I know I’m super lucky to be able to escape the cubicle and make good money and spend time with my crazy adorable
baby toddler. But since moving to Sacramento (and in with my parents) and starting to work from home full-time, I have…accomplished absolutely nothing. I think I figured that working from home would give me even more delicious time to waste away online, but my google reader situation is out of control (oh, three months behind or so), I go weeks without remembering what a twitter is, and I don’t even know where to start blogging again.
Spending less time online would be great if I were at least doing something productive or fun or…anything. Anything at all. The sad truth is that working from home has made my crazy ADD magpie-esque level of time-management skills really, really obvious.

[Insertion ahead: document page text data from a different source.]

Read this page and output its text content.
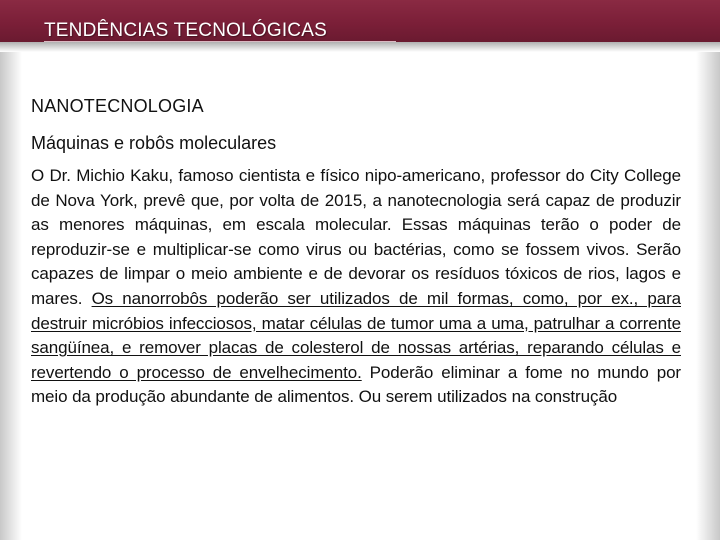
TENDÊNCIAS TECNOLÓGICAS
NANOTECNOLOGIA
Máquinas e robôs moleculares

O Dr. Michio Kaku, famoso cientista e físico nipo-americano, professor do City College de Nova York, prevê que, por volta de 2015, a nanotecnologia será capaz de produzir as menores máquinas, em escala molecular. Essas máquinas terão o poder de reproduzir-se e multiplicar-se como virus ou bactérias, como se fossem vivos. Serão capazes de limpar o meio ambiente e de devorar os resíduos tóxicos de rios, lagos e mares. Os nanorrobôs poderão ser utilizados de mil formas, como, por ex., para destruir micróbios infecciosos, matar células de tumor uma a uma, patrulhar a corrente sangüínea, e remover placas de colesterol de nossas artérias, reparando células e revertendo o processo de envelhecimento. Poderão eliminar a fome no mundo por meio da produção abundante de alimentos. Ou serem utilizados na construção
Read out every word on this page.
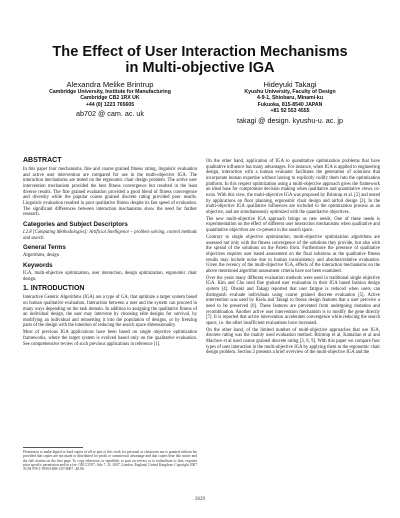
The Effect of User Interaction Mechanisms
in Multi-objective IGA
Alexandra Melike Brintrup
Cambridge University, Institute for Manufacturing
Cambridge CB2 1RX UK
+44 (0) 1223 765605
ab702 @ cam. ac. uk
Hideyuki Takagi
Kyushu University, Faculty of Design
4-9-1, Shiobaru, Minami-ku
Fukuoka, 815-8540 JAPAN
+81 92 553 4555
takagi @ design. kyushu-u. ac. jp
ABSTRACT
In this paper four mechanisms, fine and coarse grained fitness rating, linguistic evaluation and active user intervention are compared for use in the multi-objective IGA. The interaction mechanisms are tested on the ergonomic chair design problem. The active user intervention mechanism provided the best fitness convergence but resulted in the least diverse results. The fine grained evaluation provided a good blend of fitness convergence and diversity while the popular coarse grained discrete rating provided poor results. Linguistic evaluation resulted in poor qualitative fitness despite its fast speed of evaluation. The significant differences between interaction mechanisms show the need for further research.
Categories and Subject Descriptors
I.2.8 [Computing Methodologies]: Artificial Intelligence – problem solving, control methods and search.
General Terms
Algorithms, design
Keywords
IGA, multi-objective optimization, user interaction, design optimization, ergonomic chair design.
1. INTRODUCTION
Interactive Genetic Algorithms (IGA) are a type of GA, that optimize a target system based on human qualitative evaluation. Interaction between a user and the system can proceed in many ways depending on the task domain. In addition to assigning the qualitative fitness of an individual design, the user may intervene by choosing elite designs for survival, by modifying an individual and reinserting it into the population of designs, or by freezing parts of the design with the intention of reducing the search space dimensionality.
Most of previous IGA applications have been based on single objective optimization frameworks, where the target system is evolved based only on the qualitative evaluation. See comprehensive review of such previous applications in reference [1].
On the other hand, application of IGA to quantitative optimization problems that have qualitative influence has many advantages. For instance, when IGA is applied to engineering design, interaction with a human evaluator facilitates the generation of solutions that incorporate human expertise without having to explicitly codify them into the optimization platform. In this respect optimization using a multi-objective approach gives the framework an ideal base for compromise decision making when qualitative and quantitative views co-exist. With this view, the multi-objective IGA was proposed by Brintrup et al. [2] and tested by applications on floor planning, ergonomic chair design and airfoil design [3]. In the multi-objective IGA qualitative influences are included in the optimization process as an objective, and are simultaneously optimized with the quantitative objectives.
The new multi-objective IGA approach brings us new needs. One of these needs is experimentation on the effect of different user interaction mechanisms when qualitative and quantitative objectives are co-present in the search space.
Contrary to single objective optimization, multi-objective optimization algorithms are assessed not only with the fitness convergence of the solutions they provide, but also with the spread of the solutions on the Pareto front. Furthermore the presence of qualitative objectives requires user based assessment on the final solutions as the qualitative fitness results may include noise due to human inconsistency and absolute/relative evaluation. Given the recency of the multi-objective IGA, effects of the interaction mechanisms on the above mentioned algorithm assessment criteria have not been examined.
Over the years many different evaluation methods were used in traditional single objective IGA. Kim and Cho used fine grained user evaluation in their IGA based fashion design system [4]. Ohsaki and Takagi reported that user fatigue is reduced when users can distinguish evaluate individuals using coarse grained discrete evaluation [5]. Active intervention was used by Kiela and Takagi to freeze design features that a user perceive a need to be preserved [6]. These features are prevented from undergoing mutation and recombination. Another active user intervention mechanism is to modify the gene directly [7]. It is reported that active intervention accelerates convergence while reducing the search space, i.e. the other insufficient evaluations have increased.
On the other hand, of the limited number of multi-objective approaches that use IGA, discrete rating was the mainly used evaluation method. Brintrup et al, Kamalian et al and Machwe et al used coarse grained discrete rating [3, 8, 9]. With this paper we compare four types of user interaction in the multi-objective IGA by applying them to the ergonomic chair design problem. Section 2 presents a brief overview of the multi-objective IGA and the
Permission to make digital or hard copies of all or part of this work for personal or classroom use is granted without fee provided that copies are not made or distributed for profit or commercial advantage and that copies bear this notice and the full citation on the first page. To copy otherwise, or republish, to post on servers or to redistribute to lists, requires prior specific permission and/or a fee. GECCO'07, July 7–11, 2007, London, England, United Kingdom. Copyright 2007 ACM 978-1-59593-698-1/07/0007...$5.00.
2629
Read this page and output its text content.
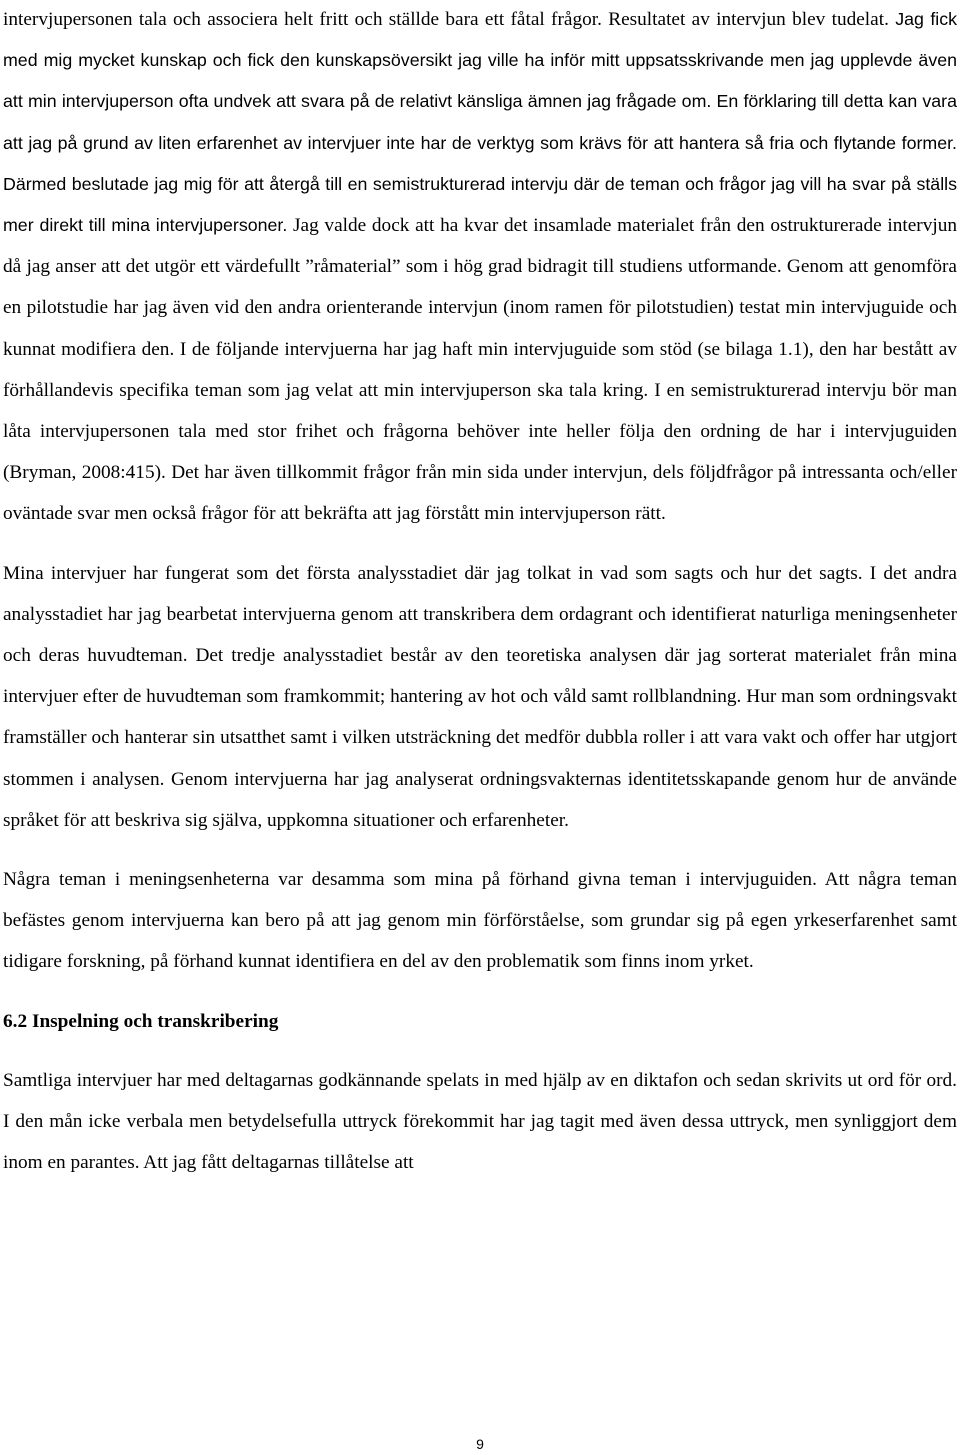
intervjupersonen tala och associera helt fritt och ställde bara ett fåtal frågor. Resultatet av intervjun blev tudelat. Jag fick med mig mycket kunskap och fick den kunskapsöversikt jag ville ha inför mitt uppsatsskrivande men jag upplevde även att min intervjuperson ofta undvek att svara på de relativt känsliga ämnen jag frågade om. En förklaring till detta kan vara att jag på grund av liten erfarenhet av intervjuer inte har de verktyg som krävs för att hantera så fria och flytande former. Därmed beslutade jag mig för att återgå till en semistrukturerad intervju där de teman och frågor jag vill ha svar på ställs mer direkt till mina intervjupersoner. Jag valde dock att ha kvar det insamlade materialet från den ostrukturerade intervjun då jag anser att det utgör ett värdefullt ”råmaterial” som i hög grad bidragit till studiens utformande. Genom att genomföra en pilotstudie har jag även vid den andra orienterande intervjun (inom ramen för pilotstudien) testat min intervjuguide och kunnat modifiera den. I de följande intervjuerna har jag haft min intervjuguide som stöd (se bilaga 1.1), den har bestått av förhållandevis specifika teman som jag velat att min intervjuperson ska tala kring. I en semistrukturerad intervju bör man låta intervjupersonen tala med stor frihet och frågorna behöver inte heller följa den ordning de har i intervjuguiden (Bryman, 2008:415). Det har även tillkommit frågor från min sida under intervjun, dels följdfrågor på intressanta och/eller oväntade svar men också frågor för att bekräfta att jag förstått min intervjuperson rätt.

Mina intervjuer har fungerat som det första analysstadiet där jag tolkat in vad som sagts och hur det sagts. I det andra analysstadiet har jag bearbetat intervjuerna genom att transkribera dem ordagrant och identifierat naturliga meningsenheter och deras huvudteman. Det tredje analysstadiet består av den teoretiska analysen där jag sorterat materialet från mina intervjuer efter de huvudteman som framkommit; hantering av hot och våld samt rollblandning. Hur man som ordningsvakt framställer och hanterar sin utsatthet samt i vilken utsträckning det medför dubbla roller i att vara vakt och offer har utgjort stommen i analysen. Genom intervjuerna har jag analyserat ordningsvakternas identitetsskapande genom hur de använde språket för att beskriva sig själva, uppkomna situationer och erfarenheter.

Några teman i meningsenheterna var desamma som mina på förhand givna teman i intervjuguiden. Att några teman befästes genom intervjuerna kan bero på att jag genom min förförståelse, som grundar sig på egen yrkeserfarenhet samt tidigare forskning, på förhand kunnat identifiera en del av den problematik som finns inom yrket.

6.2 Inspelning och transkribering

Samtliga intervjuer har med deltagarnas godkännande spelats in med hjälp av en diktafon och sedan skrivits ut ord för ord. I den mån icke verbala men betydelsefulla uttryck förekommit har jag tagit med även dessa uttryck, men synliggjort dem inom en parantes. Att jag fått deltagarnas tillåtelse att

9
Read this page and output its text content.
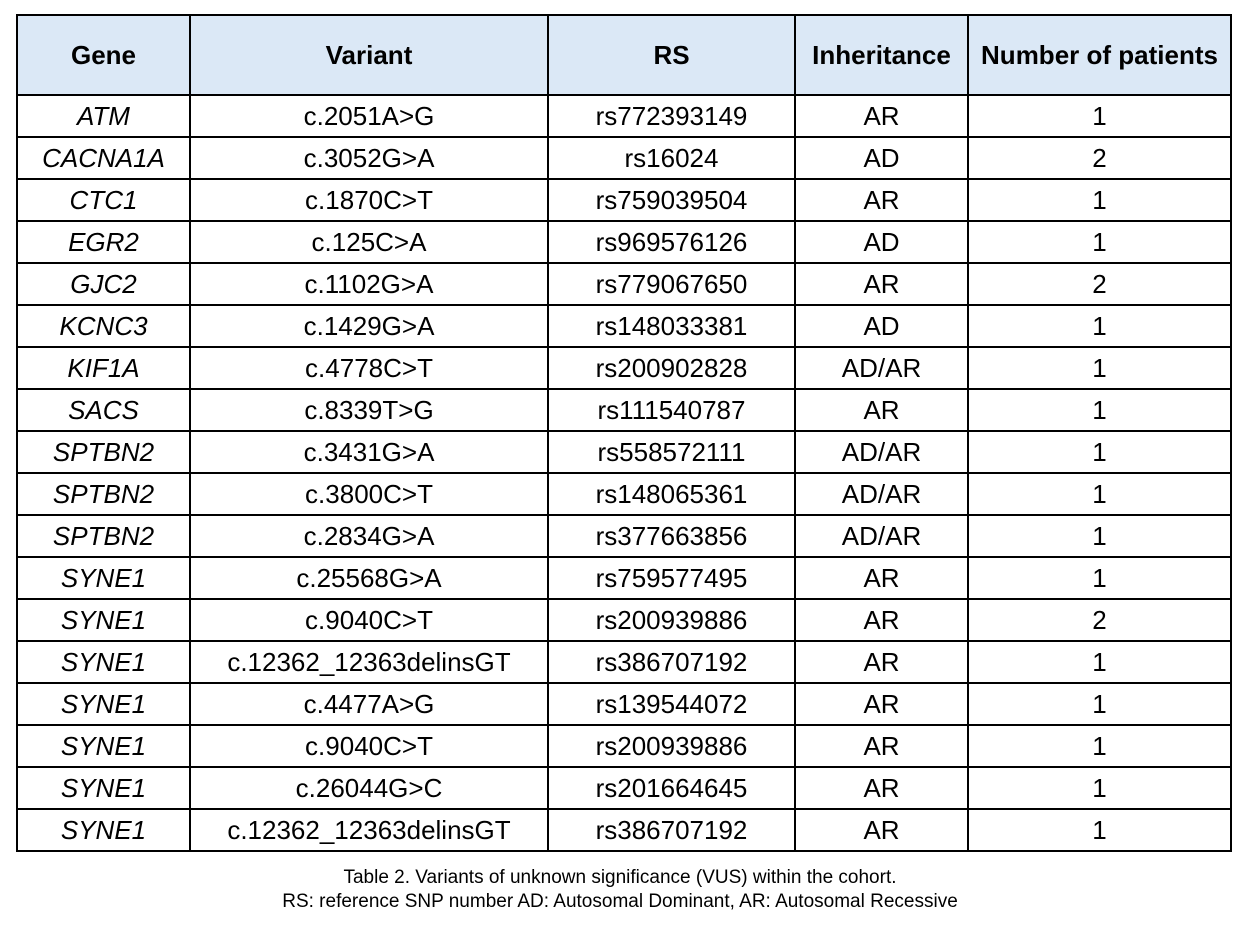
Gene	Variant	RS	Inheritance	Number of patients
ATM	c.2051A>G	rs772393149	AR	1
CACNA1A	c.3052G>A	rs16024	AD	2
CTC1	c.1870C>T	rs759039504	AR	1
EGR2	c.125C>A	rs969576126	AD	1
GJC2	c.1102G>A	rs779067650	AR	2
KCNC3	c.1429G>A	rs148033381	AD	1
KIF1A	c.4778C>T	rs200902828	AD/AR	1
SACS	c.8339T>G	rs111540787	AR	1
SPTBN2	c.3431G>A	rs558572111	AD/AR	1
SPTBN2	c.3800C>T	rs148065361	AD/AR	1
SPTBN2	c.2834G>A	rs377663856	AD/AR	1
SYNE1	c.25568G>A	rs759577495	AR	1
SYNE1	c.9040C>T	rs200939886	AR	2
SYNE1	c.12362_12363delinsGT	rs386707192	AR	1
SYNE1	c.4477A>G	rs139544072	AR	1
SYNE1	c.9040C>T	rs200939886	AR	1
SYNE1	c.26044G>C	rs201664645	AR	1
SYNE1	c.12362_12363delinsGT	rs386707192	AR	1
Table 2. Variants of unknown significance (VUS) within the cohort.
RS: reference SNP number AD: Autosomal Dominant, AR: Autosomal Recessive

I feel a bit like I’m drowning all the time despite the fact that I am doing absolutely nothing.
Sure, it’s hard to get things done living out of a small room in my parent’s house with all my belongings packed away in storage. And yeah, it’s obviously hard to be productive with a toddler—and not just any toddler but one who spends 90% of the day bouncing off the walls like he’s just snorted a few lines of coke in the bathroom while I wasn’t looking. (‘drank a bottle of coke’ would probably have been a more appropriate analogy, I know, but we’re two hours past time and he won’t sit still for longer than two seconds and oh my goodness, child, why won’t you just lay down already ). But excuses aside, my to-do list is multiplying daily and I’m not even attempting to pretend to make a dent in it.
I know I need a babysitter/nanny/mother’s helper/whatever, but that’s not really going to help until I get some ADD meds that actually work. Paying someone to watch my kid so I can squirrel away hours looking at pinterest and watching whatever Vin Diesel movie is available OnDemand is probably not the smartest use of my money.